What is a fad diet?
A fad diet generally refers to an eating plan that is the latest craze and is often not based on solid scientific research. It preys upon the frustration and desperation of people who struggle with their weight by offering quick fixes and testimonials that seem too good to be true. Fad diets usually fade in popularity related to poor long term success, but tend to cycle around again in one form or another for a new generation to fall victim to.
How to spot a fad diet
- It usually promises rapid weight loss with very little effort.
- It often requires you to replace real food with special drinks or bars.
- It often encourages you to buy pills, powders, or herbal supplements.
- It may eliminate or severely limit certain food groups or require you to eat foods in specific combinations or ratios.
Why you may initially lose weight on a fad diet
Most fad diets are simply low calorie plans disguised as something special (with a big price tag). For example, most people WILL lose weight if they replace 2 meals a day with a low calorie shake. The initial weight loss on a fad diet can be rapid and substantial, because you also tend to lose water and muscle weight on very low calorie plans.
Most people can sustain these plans for a little while due to the novelty factor, they’ve invested money, they get motivated by the initial weight loss, and because they like not having to make decisions about what to eat. However, studies have proven these plans difficult to sustain long term. Also, these plans usually don’t address the many reasons why most people are overweight, which can include inactivity, environment, genetics, hormonal issues and psychological factors.
Why fad diets can be risky to your health
- They can make you fatter. Very low calorie plans can cause a decline in your metabolic rate. You may end up gaining back more than you initially lost, and have a harder time losing weight in the future.
- They do not require proof of safety or efficacy. Unlike medications, which require FDA approval before they hit the shelves, diet and weight supplements are largely unregulated. The manufacturers do not have to prove that their products are safe or that they work. The FDA cannot recommend that the product be pulled from shelves until it has caused enough harm to get major media attention.
- They can make you sick. Too few calories and nutrients can impair your immune system and make you more likely to get sick. People on fad diets often experience diarrhea and/ or constipation related to lack of fiber, artificial sweeteners, strange herbs and other unknown additives that may be in the products they are taking.

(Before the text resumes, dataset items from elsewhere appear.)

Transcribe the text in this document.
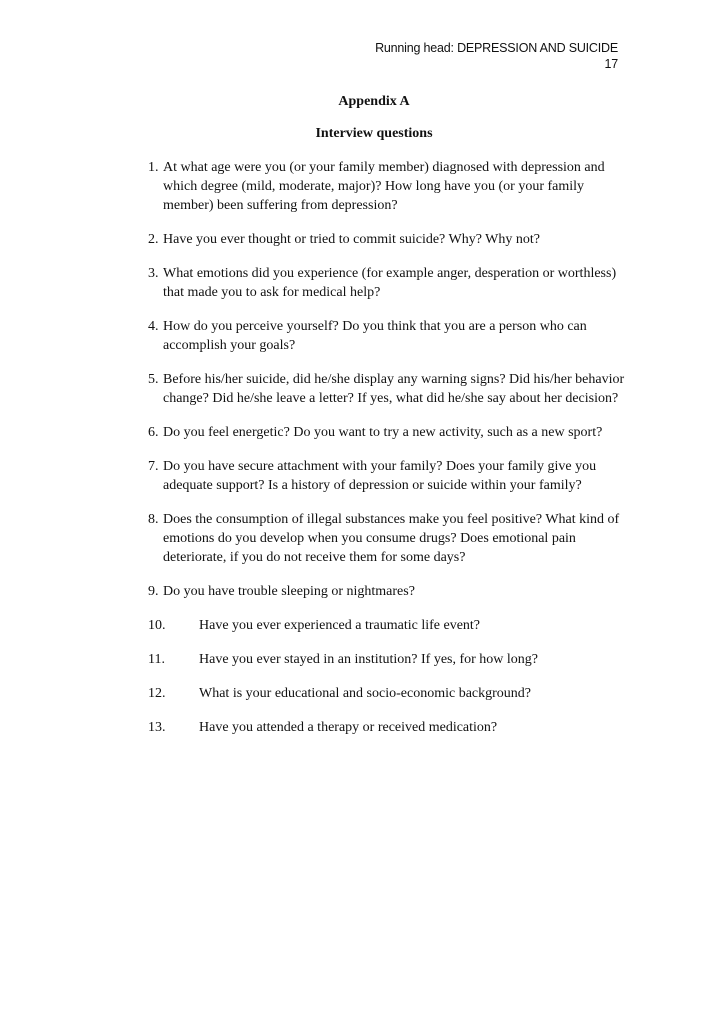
Running head: DEPRESSION AND SUICIDE
17
Appendix A
Interview questions
1. At what age were you (or your family member) diagnosed with depression and which degree (mild, moderate, major)? How long have you (or your family member) been suffering from depression?
2. Have you ever thought or tried to commit suicide? Why? Why not?
3. What emotions did you experience (for example anger, desperation or worthless) that made you to ask for medical help?
4. How do you perceive yourself? Do you think that you are a person who can accomplish your goals?
5. Before his/her suicide, did he/she display any warning signs? Did his/her behavior change? Did he/she leave a letter? If yes, what did he/she say about her decision?
6. Do you feel energetic? Do you want to try a new activity, such as a new sport?
7. Do you have secure attachment with your family? Does your family give you adequate support? Is a history of depression or suicide within your family?
8. Does the consumption of illegal substances make you feel positive? What kind of emotions do you develop when you consume drugs? Does emotional pain deteriorate, if you do not receive them for some days?
9. Do you have trouble sleeping or nightmares?
10.	Have you ever experienced a traumatic life event?
11.	Have you ever stayed in an institution? If yes, for how long?
12.	What is your educational and socio-economic background?
13.	Have you attended a therapy or received medication?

- They can cause serious side effects. “Herbal” and “natural” does not necessarily mean safe. Hundreds of herbs and plants are known to be toxic, and others can cause problems for certain people in certain amounts. For example, Guarana is a natural form of caffeine that is found in many weight loss products. You generally will not be able to tell from the label how much caffeine is in that product. In some people, this could cause rapid or irregular heartbeat, increased blood pressure, or other negative effects. Long term use of these products could cause problems we will not be able to see or study for many years.
- They can cause malnutrition. Our bodies need protein, fats, carbohydrates and other nutrients to function properly. Lacking any of these nutrients can cause us to become malnourished. The beneficial antioxidants and phytochemicals we get from whole foods are difficult, if not impossible, to put into a pill or powder form.
- They can cause a medical problem, or worsen an existing one. For example, diets high in animal protein can increase risk for heart and kidney disease. Diets that limit dairy could increase risk for osteoporosis. For people with diabetes, fad diets can cause instability of blood sugars.
- They can make you crazy. The brain needs adequate calories to fuel it, and carbohydrates are especially important for brain function. Proper nutrition better enables us to think clearly, stay focused and make good decisions. People who severely restrict their calories have been shown to have increased levels of depression, anxiety, irritability, fatigue, decreased sex drive, poor concentration, and difficulty sleeping.
- They can make you look less fabulous. Quick weight loss and yo-yo dieting can make you more prone to having loose skin, decreased muscle mass, and hair loss.
How to spot a safe, sensible plan
- It emphasizes a balanced diet that includes healthy fats, fruits, vegetables, whole grains, low fat dairy products and lean sources of protein.
- It recommends that you reduce your intake of saturated and trans fats, sodium and added sugars.
- It does not completely eliminate any foods, but rather teaches portion control and mindful eating.
- It encourages a weight loss of 1lb – 2lb a week.
- It discusses the importance of regular cardiovascular exercise and strength training.
- It does not require that you purchase any special drinks or pills.
- It addresses psychological issues associated with overeating, like emotional eating.
- It encourages you to see a Physician or Registered Dietitian if you have diabetes, kidney disease, heart disease or other chronic medical condition.
As the old adage goes, if it seems too good to be true, it probably is. Don’t waste your money and risk your health on another fad diet plan or weight loss supplement. Eat a wide variety of nutritious foods in reasonable portions, increase your activity level, set small realistic goals, and be patient. Weight that comes off slowly is more likely to stay off for good.